Article originally posted on Globe St. on July 11, 2023

When it comes to inflation, understanding it can be complex as there are multiple definitions. And under one newer measure from the Federal Reserve Bank of New York, it may be that things are getting better faster for consumers than it has seemed. Headline inflation is the overall number that is reported. Then there is core inflation, which excludes food and energy, because they can be volatile and throw off a longer-term trend. The Consumer Price Index has a core version, but so does personal consumption expenses, or PCE.

PCE in general is an important figure for economists because it looks at how inflation hits consumers through the goods and services they purchase. Core PCE gets the consumer focus and eliminates the short-term jitters from food and energy markets.

Core PCE is currently at 4.6%, but the New York Fed says that the year-over-year look can be deceiving and so it created a metric called Multivariate Core Trend Inflation that it publishes every month. The new number is 3.5%, a full 110 basis points lower than the traditional measure.

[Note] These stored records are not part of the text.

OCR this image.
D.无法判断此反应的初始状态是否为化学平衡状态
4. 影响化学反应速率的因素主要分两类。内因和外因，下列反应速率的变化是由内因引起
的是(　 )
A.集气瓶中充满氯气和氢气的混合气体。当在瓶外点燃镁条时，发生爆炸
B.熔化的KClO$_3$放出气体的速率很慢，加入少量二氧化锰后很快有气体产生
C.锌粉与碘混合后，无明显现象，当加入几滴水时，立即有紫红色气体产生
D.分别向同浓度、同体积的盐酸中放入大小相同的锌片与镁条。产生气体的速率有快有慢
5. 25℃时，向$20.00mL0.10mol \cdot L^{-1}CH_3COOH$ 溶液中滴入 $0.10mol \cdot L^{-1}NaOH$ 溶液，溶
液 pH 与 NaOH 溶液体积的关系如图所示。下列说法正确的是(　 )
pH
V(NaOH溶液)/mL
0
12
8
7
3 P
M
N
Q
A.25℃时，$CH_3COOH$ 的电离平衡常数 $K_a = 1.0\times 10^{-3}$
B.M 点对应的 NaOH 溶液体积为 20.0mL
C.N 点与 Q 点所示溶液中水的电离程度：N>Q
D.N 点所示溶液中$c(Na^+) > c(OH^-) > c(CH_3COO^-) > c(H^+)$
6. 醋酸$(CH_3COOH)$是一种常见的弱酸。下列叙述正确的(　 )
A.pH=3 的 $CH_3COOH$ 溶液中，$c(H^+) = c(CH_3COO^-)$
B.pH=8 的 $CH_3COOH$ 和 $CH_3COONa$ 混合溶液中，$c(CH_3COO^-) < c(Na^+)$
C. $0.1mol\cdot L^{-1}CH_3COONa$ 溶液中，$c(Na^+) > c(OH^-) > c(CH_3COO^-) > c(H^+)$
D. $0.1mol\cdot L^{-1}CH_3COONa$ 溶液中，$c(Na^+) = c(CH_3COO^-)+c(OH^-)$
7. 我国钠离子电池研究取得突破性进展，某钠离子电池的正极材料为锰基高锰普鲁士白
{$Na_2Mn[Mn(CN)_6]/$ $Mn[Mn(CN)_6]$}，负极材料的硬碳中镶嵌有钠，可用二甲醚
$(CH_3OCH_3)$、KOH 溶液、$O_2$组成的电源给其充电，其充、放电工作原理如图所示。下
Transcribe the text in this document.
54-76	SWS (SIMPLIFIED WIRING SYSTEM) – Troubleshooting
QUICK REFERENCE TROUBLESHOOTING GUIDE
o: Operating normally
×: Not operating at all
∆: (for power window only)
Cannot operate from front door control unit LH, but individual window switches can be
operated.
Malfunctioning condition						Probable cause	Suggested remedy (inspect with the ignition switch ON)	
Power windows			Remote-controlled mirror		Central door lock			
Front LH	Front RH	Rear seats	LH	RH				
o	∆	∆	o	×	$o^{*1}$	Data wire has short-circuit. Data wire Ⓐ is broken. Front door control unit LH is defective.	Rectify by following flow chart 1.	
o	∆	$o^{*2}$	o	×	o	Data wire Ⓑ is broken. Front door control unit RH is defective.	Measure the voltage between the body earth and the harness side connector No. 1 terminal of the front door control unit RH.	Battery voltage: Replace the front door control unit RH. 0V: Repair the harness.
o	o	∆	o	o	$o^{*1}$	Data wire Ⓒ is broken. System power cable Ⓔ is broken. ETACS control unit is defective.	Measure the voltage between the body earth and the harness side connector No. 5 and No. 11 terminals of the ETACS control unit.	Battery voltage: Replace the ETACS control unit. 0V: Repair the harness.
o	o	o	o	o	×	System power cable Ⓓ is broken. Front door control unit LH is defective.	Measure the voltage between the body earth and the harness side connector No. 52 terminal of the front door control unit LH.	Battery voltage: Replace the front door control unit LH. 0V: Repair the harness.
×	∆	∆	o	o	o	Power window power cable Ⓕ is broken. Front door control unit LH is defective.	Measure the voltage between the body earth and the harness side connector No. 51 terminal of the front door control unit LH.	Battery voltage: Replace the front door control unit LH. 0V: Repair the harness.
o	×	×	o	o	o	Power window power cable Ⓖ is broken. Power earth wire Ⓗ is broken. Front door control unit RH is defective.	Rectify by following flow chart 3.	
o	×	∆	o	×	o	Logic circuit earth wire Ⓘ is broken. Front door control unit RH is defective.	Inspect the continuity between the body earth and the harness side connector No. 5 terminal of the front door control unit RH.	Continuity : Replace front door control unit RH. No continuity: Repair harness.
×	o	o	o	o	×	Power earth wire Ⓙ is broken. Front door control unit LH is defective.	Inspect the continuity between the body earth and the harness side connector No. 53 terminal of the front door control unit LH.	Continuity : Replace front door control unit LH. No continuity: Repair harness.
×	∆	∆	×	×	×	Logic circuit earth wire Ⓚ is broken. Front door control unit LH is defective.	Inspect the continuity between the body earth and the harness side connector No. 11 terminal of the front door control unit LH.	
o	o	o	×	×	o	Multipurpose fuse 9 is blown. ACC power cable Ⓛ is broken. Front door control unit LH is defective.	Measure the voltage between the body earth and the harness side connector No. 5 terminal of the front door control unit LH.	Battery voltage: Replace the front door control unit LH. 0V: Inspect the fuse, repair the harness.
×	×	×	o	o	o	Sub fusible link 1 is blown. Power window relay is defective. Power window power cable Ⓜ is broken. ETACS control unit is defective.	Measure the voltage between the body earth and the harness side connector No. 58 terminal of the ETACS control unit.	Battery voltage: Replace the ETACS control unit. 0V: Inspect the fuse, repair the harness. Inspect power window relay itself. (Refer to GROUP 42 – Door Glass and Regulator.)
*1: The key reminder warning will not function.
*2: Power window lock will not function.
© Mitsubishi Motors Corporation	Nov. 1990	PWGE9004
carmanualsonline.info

“Why is the MCT estimate so different from twelve-month core inflation rates?” they write. “The MCT model measures the persistent component of month-on-month core inflation data as opposed to its twelve-month rate. This makes it timelier since transitory shocks tend to remain in the twelve-month measure for too long.”

“Additionally, the MCT model gives more weight to sectors that have relatively few transitory shocks (for example, housing and food services and accommodation) and less weight to sectors that have large amounts of noise (for example, motor vehicles and transportation),” they added. “Recently, low inflation readings occurred in sectors with high signal value, leading to downward revisions of their trends, while increases occurred in sectors with low signal value, leaving their trends basically untouched.”

That is, high signal value to the MCT model, with aspects of low signal value for MCT but higher importance to traditional models, not slowing as much.

Not to say that somehow MCT is more important than traditional core PCE because it would seem to support less pressure on interest rates. Both are important to consider. But MCT gives a sense of what is happening now without being masked by some stickier trends that can keep core PCE at seemingly higher levels.

Speaking of a chart in the NY Fed’s post, they said, “the MCT measure takes more signal from the moderation of inflation in food services and accommodation (purple bars) than does core inflation, and less from the moderation of motor vehicle inflation (brown bars).”

“The different contribution of housing inflation (teal bars) is also notable,” they added. “In the run-up, housing inflation has a larger positive contribution to the MCT estimate than to the core PCE measure; during the moderation period, it still adds positive pressure to the core PCE reading, while it contributes to the decline in the MCT measure.”

While there are some stubborn economic sectors that see continuing higher inflation, there is also more moderation happening that may be getting short shrift.

All that said, though, it seems unlikely that the Fed in general will change its course based on a different measure of inflation.